Recently, I am very confused about this question. My understanding is that the cross validation for the machine learning methods is just to help me choose the best combination of the hyper parameters. I think I need to refit the whole training data after I decide the best parameters for my model. However, one professor said he doesn't need it in R. I used python and I use the function "best_estimator_.predict".
My code:
from sklearn import tree
from pprint import pprint
criterion = ['entropy','gani']
max_features = ['log2', 'sqrt']
max_features.append(None)
max_depth = [[int(x) for x in np.linspace(3, 100, num = 35)]]
max_depth.append(None)
min_samples_split = [5, 10,15, 20]
min_samples_split.append(None)
min_samples_leaf = [5,10,15,20,25,30,35,40,50,60,100,200,300,400,500.600,1000]
min_samples_leaf.append(None)
random_grid = {'criterion':criterion,
'max_features': max_features,
'max_depth': max_depth,
'min_samples_split': min_samples_split,
'min_samples_leaf': min_samples_leaf}
clf = tree.DecisionTreeClassifier()
clf_dt = RandomizedSearchCV(estimator = clf, param_distributions = random_grid, n_iter = 300, scoring = 'roc_auc' , cv = 5, verbose=2, random_state=42, n_jobs = -1)
clf_dt.fit(X_train, y_train)
cv_dt_result=clf_dt.cv_results_
Result: the roc from cross validation is: [0.6433645242811283, 0.6554538624410902, 0.6576927805477768, 0.6491496482480705, 0.6350727409329964]

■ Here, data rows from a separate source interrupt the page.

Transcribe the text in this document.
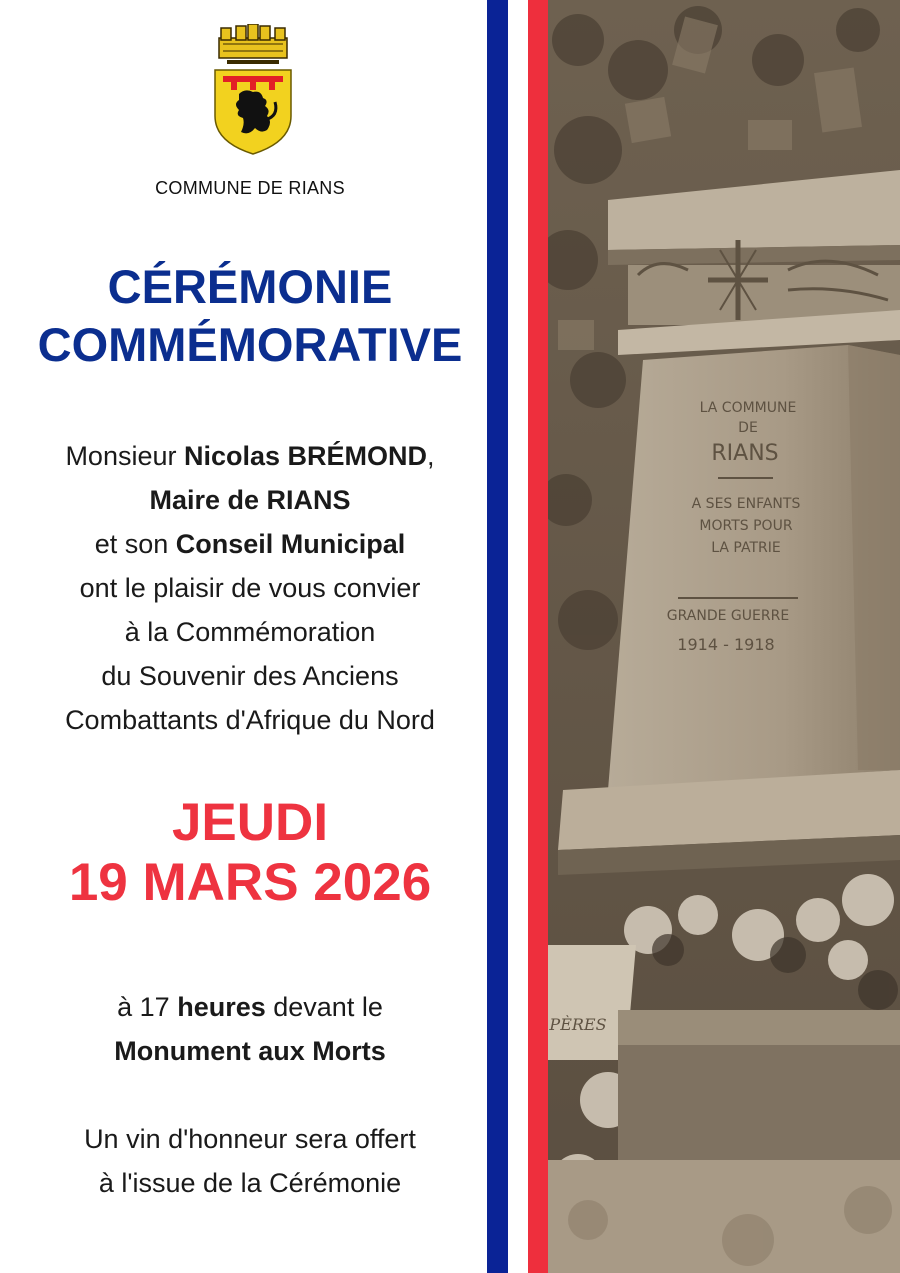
COMMUNE DE RIANS
CÉRÉMONIE
COMMÉMORATIVE
Monsieur Nicolas BRÉMOND,
Maire de RIANS
et son Conseil Municipal
ont le plaisir de vous convier
à la Commémoration
du Souvenir des Anciens
Combattants d'Afrique du Nord
JEUDI
19 MARS 2026
à 17 heures devant le
Monument aux Morts
Un vin d'honneur sera offert
à l'issue de la Cérémonie
LA COMMUNE
DE
RIANS
A SES ENFANTS
MORTS POUR
LA PATRIE
GRANDE GUERRE
1914 - 1918
PÈRES
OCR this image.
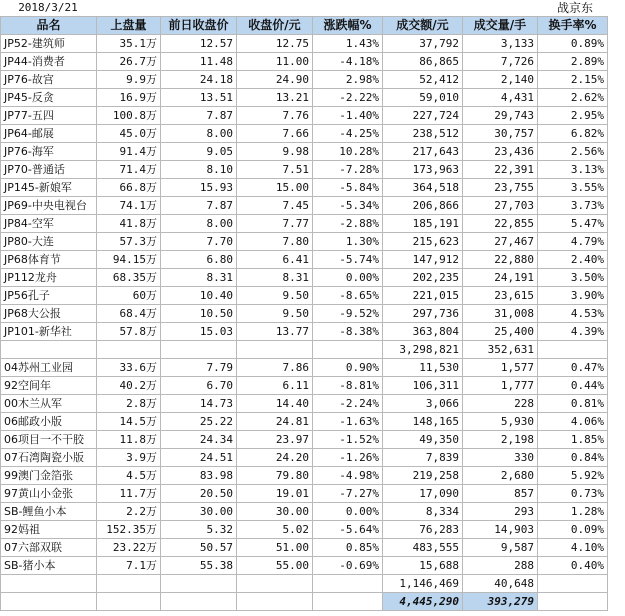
2018/3/21	战京东
品名	上盘量	前日收盘价	收盘价/元	涨跌幅%	成交额/元	成交量/手	换手率%
JP52-建筑师	35.1万	12.57	12.75	1.43%	37,792	3,133	0.89%
JP44-消费者	26.7万	11.48	11.00	-4.18%	86,865	7,726	2.89%
JP76-故宫	9.9万	24.18	24.90	2.98%	52,412	2,140	2.15%
JP45-反贪	16.9万	13.51	13.21	-2.22%	59,010	4,431	2.62%
JP77-五四	100.8万	7.87	7.76	-1.40%	227,724	29,743	2.95%
JP64-邮展	45.0万	8.00	7.66	-4.25%	238,512	30,757	6.82%
JP76-海军	91.4万	9.05	9.98	10.28%	217,643	23,436	2.56%
JP70-普通话	71.4万	8.10	7.51	-7.28%	173,963	22,391	3.13%
JP145-新娘军	66.8万	15.93	15.00	-5.84%	364,518	23,755	3.55%
JP69-中央电视台	74.1万	7.87	7.45	-5.34%	206,866	27,703	3.73%
JP84-空军	41.8万	8.00	7.77	-2.88%	185,191	22,855	5.47%
JP80-大连	57.3万	7.70	7.80	1.30%	215,623	27,467	4.79%
JP68体育节	94.15万	6.80	6.41	-5.74%	147,912	22,880	2.40%
JP112龙舟	68.35万	8.31	8.31	0.00%	202,235	24,191	3.50%
JP56孔子	60万	10.40	9.50	-8.65%	221,015	23,615	3.90%
JP68大公报	68.4万	10.50	9.50	-9.52%	297,736	31,008	4.53%
JP101-新华社	57.8万	15.03	13.77	-8.38%	363,804	25,400	4.39%
					3,298,821	352,631	
04苏州工业园	33.6万	7.79	7.86	0.90%	11,530	1,577	0.47%
92空间年	40.2万	6.70	6.11	-8.81%	106,311	1,777	0.44%
00木兰从军	2.8万	14.73	14.40	-2.24%	3,066	228	0.81%
06邮政小版	14.5万	25.22	24.81	-1.63%	148,165	5,930	4.06%
06项目一不干胶	11.8万	24.34	23.97	-1.52%	49,350	2,198	1.85%
07石湾陶瓷小版	3.9万	24.51	24.20	-1.26%	7,839	330	0.84%
99澳门金箔张	4.5万	83.98	79.80	-4.98%	219,258	2,680	5.92%
97黄山小金张	11.7万	20.50	19.01	-7.27%	17,090	857	0.73%
SB-鲤鱼小本	2.2万	30.00	30.00	0.00%	8,334	293	1.28%
92妈祖	152.35万	5.32	5.02	-5.64%	76,283	14,903	0.09%
07六部双联	23.22万	50.57	51.00	0.85%	483,555	9,587	4.10%
SB-猪小本	7.1万	55.38	55.00	-0.69%	15,688	288	0.40%
					1,146,469	40,648	
					4,445,290	393,279	
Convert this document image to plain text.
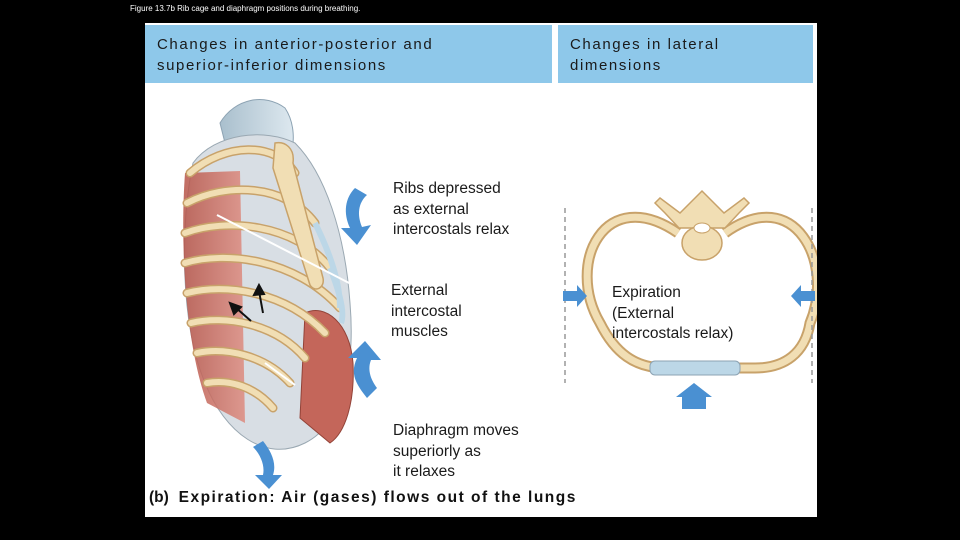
Figure 13.7b Rib cage and diaphragm positions during breathing.
Changes in anterior-posterior and
superior-inferior dimensions
Changes in lateral
dimensions
Ribs depressed
as external
intercostals relax
External
intercostal
muscles
Diaphragm moves
superiorly as
it relaxes
Expiration
(External
intercostals relax)
(b) Expiration: Air (gases) flows out of the lungs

Then I used this code to evaluate the test data:
#evalute is my function to get the model's performance
decision_tree_perform=evaluate(***clf_dt.best_estimator_***,X_test,Y_test)
Result:
ROC_AUC : 0.605857133223997 Sensitivity : 0.66005291005291 Specificity : 0.5516613563950842 Accuracy : 0.5602472757753563 GMean: 0.6041379037785287
You can see the roc is worse than any result from the 5 fold cross validation. So I have some questions here:
after I got the result of the cross validation such as the best parameters, should I re-train the model based on the whole training data again with the best parameters? Or best_estimators.predict is enough here.
I also tried other methods such the logistics regression, svm and the others, the result of the testing data is always worse than the any result of the cross validation. I think I just have some overfitting problem here, but the professor said it doesn't make sense that I always have a worse result from the test data comparing with it from the cross validation? I am super frustrated about it.
Hope someone could help me out. My research actually is focused on the optimization model, but I do need some good prediction as a input in my model. Thanks!